Assata Shakur was arrested in 1973 after a traffic stop on the New Jersey Turnpike led to a shootout that left a state trooper dead along with the car’s driver, Zayd Shakur, and Ms. Shakur severely injured with multiple gunshot wounds. Prior to the shootout, Ms. Shakur was the subject of a nationwide hunt as part of an FBI campaign to tie her to every suspected Black Liberation Army action involving a woman. After her capture, Ms. Shakur was not charged with any of the crimes that prompted the dragnet, but she was indicted on several charges and faced a total of six trials prior to an all-white jury’s verdict of guilty for her supposed role in the turnpike shootout. The murder conviction came despite medical evidence showing that Ms. Shakur was shot with her hands in the air and physically unable to fire a weapon and despite the sole witness recanting the testimony that fingered Ms. Shakur as a shooter.
Documentary evidence later showed that Shakur was targeted for frame-ups by the FBI’s COINTELPRO initiative as part of a larger effort to disrupt and neutralize social justice movements.
Ms.
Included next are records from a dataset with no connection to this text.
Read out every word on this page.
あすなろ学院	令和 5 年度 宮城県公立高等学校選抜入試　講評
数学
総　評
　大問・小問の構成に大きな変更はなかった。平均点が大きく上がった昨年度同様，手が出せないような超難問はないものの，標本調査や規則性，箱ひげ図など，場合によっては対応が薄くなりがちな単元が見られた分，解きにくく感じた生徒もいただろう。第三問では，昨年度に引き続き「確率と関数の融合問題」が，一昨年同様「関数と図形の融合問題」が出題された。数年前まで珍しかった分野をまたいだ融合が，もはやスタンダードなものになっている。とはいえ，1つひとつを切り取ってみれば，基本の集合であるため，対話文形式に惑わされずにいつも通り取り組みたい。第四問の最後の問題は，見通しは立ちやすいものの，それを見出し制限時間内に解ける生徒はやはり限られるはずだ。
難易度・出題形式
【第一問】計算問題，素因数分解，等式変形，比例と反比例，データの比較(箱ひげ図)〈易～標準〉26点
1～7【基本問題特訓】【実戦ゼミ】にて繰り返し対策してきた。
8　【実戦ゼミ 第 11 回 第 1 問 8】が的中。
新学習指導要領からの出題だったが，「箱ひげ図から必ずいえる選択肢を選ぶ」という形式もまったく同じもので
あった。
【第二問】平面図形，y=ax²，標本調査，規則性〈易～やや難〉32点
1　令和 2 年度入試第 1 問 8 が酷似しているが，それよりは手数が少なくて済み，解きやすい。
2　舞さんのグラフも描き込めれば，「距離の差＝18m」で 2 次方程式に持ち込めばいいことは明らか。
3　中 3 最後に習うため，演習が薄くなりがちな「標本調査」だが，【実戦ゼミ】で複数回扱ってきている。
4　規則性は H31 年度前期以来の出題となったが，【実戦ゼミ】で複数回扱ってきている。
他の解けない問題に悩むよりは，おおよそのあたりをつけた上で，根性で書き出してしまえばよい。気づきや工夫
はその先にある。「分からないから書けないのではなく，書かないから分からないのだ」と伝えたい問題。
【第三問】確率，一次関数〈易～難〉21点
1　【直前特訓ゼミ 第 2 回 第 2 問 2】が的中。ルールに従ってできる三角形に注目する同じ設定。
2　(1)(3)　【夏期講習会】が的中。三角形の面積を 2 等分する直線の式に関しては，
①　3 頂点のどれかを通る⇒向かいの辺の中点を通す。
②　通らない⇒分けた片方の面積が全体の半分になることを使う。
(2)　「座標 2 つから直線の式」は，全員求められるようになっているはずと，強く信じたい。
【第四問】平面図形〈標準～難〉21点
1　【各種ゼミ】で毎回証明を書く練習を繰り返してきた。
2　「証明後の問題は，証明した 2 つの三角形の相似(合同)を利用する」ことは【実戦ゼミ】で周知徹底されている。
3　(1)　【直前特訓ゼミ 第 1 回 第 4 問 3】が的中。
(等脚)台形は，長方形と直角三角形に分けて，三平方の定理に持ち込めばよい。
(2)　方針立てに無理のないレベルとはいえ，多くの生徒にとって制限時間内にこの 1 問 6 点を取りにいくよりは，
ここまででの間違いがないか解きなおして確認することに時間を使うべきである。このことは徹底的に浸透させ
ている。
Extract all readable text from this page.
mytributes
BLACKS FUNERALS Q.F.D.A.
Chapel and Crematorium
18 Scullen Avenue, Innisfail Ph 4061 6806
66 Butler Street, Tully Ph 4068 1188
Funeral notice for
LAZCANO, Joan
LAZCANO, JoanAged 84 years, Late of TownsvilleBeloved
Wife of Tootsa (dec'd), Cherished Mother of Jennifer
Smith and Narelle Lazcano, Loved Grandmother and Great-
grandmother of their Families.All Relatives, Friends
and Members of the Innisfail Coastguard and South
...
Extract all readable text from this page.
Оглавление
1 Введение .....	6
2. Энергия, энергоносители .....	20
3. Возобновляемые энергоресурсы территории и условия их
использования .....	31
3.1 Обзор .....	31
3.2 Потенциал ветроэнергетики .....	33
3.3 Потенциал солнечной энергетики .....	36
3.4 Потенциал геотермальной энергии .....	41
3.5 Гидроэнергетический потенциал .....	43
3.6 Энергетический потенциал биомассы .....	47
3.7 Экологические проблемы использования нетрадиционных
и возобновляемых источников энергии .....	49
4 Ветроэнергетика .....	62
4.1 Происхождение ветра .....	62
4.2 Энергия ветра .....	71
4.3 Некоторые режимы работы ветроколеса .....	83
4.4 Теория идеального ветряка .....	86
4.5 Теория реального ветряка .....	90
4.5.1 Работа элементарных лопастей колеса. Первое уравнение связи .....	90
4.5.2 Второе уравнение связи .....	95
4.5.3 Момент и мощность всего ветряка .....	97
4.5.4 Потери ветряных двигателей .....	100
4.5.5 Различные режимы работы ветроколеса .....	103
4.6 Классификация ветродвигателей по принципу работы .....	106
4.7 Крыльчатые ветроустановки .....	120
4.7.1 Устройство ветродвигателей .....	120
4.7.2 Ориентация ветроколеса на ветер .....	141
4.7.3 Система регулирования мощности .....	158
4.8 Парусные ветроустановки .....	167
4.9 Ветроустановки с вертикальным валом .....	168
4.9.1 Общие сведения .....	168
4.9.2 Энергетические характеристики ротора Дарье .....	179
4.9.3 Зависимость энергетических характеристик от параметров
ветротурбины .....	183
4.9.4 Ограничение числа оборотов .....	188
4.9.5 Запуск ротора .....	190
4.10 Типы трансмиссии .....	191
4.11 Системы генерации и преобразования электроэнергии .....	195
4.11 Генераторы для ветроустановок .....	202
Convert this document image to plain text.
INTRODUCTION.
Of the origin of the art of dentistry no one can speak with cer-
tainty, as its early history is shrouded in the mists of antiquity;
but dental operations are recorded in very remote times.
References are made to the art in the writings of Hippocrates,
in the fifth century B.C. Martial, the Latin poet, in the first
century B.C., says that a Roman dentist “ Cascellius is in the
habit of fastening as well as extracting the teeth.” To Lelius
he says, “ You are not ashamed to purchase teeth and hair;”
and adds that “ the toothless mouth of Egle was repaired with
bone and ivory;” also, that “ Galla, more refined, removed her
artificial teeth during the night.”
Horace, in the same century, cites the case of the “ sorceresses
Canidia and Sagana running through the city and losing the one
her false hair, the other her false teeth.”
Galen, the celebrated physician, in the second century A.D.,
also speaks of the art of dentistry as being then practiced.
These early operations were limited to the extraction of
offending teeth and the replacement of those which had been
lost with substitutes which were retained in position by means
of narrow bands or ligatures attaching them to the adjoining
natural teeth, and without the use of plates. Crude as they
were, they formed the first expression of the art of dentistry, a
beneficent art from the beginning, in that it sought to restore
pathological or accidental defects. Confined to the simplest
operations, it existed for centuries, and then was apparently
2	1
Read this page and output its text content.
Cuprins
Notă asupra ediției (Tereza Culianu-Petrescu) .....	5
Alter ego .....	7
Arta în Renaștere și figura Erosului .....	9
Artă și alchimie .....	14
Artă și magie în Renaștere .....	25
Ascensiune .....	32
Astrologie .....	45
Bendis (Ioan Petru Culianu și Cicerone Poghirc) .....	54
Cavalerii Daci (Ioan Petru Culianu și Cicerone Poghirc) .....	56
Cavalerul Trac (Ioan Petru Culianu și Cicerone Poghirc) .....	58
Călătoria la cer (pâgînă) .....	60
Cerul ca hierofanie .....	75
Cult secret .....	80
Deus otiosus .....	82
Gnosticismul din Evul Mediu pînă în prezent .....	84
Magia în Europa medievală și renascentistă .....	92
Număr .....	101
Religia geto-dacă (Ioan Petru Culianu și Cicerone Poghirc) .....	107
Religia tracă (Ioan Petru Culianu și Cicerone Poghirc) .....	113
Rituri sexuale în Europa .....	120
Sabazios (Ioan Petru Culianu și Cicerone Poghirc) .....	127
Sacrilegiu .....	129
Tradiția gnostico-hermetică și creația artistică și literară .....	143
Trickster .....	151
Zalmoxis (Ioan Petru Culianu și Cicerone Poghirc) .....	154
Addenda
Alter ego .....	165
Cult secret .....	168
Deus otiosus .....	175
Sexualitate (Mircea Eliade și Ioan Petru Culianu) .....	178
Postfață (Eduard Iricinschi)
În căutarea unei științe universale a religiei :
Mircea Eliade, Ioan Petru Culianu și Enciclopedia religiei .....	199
Shakur escaped from prison in 1979 and has lived as a political refugee in Cuba since 1984. Article 14 of the Universal Declaration of Human Rights provides that "Everyone has the right to seek and to enjoy in other countries asylum from persecution." The United Nations 1951 Convention Relating to the Status of Refugees and the 1967 Protocol Relating to the Status of Refugees guide national legislation concerning political asylum. Under these agreements, a refugee is a person who is outside her own country's territory owing to fear of persecution on protected grounds. Protected grounds include race, nationality, religion, political opinions, membership and/or participation in any particular social group or social activities. Rendering victims of persecution to their persecutor is considered violation of non-refoulement.
In addition to murder, Ms. Shakur was charged with two bank robberies, the kidnapping of a Brooklyn heroin dealer, attempted murder of two police officers in Queens, and eight other felonies related to the turnpike shootout. Three trials resulted in acquittals, one in a hung jury, one in a mistrial, and one in a conviction. Three indictments were dismissed without trial. At her final trial, Ms. Shakur was represented by NLG lawyers William Kunstler and Lennox Hinds. The proceedings were fraught with constitutional violations:
- All of the 15 jurors were white, in a clear Batson v. Kentucky violation;
- Five jurors had personal connections to state troopers (one girlfriend, two nephews and two friends), posing a clear conflict of interest;
- One juror violated the jury’s sequestration order and, according to William Kunstler, a New Jersey State Assembly member spoke to jury members at the hotel where they were sequestered, urging them to convict Shakur;
- The judge cut funding for additional expert defense testimony after medical testimony demonstrated that Ms. Shakur—who had no gunpowder residues on her fingers, and whose fingerprints were not found on any weapon at the crime scene—was shot with her hands up and suffered injury to a critical nerve in her right arm, making it anatomically impossible for her to fire a weapon;
- Forensic and ballistic specialists declined to testify, citing conflicts of interest because they routinely testified for law enforcement officials.
“Through her writing, Assasta Shakur has educated generations about how the FBI operated with impunity to neutralize the Black Panther Party. Labeling Assata a terrorist and putting a bounty on her head is a clear attempt by U.S. authorities to hide this chapter in history,” said NLG Executive Director Heidi Boghosian.
The National Lawyers Guild is the oldest and largest public interest/human rights bar organization in the United States. Its headquarters are in New York and it has members in every state.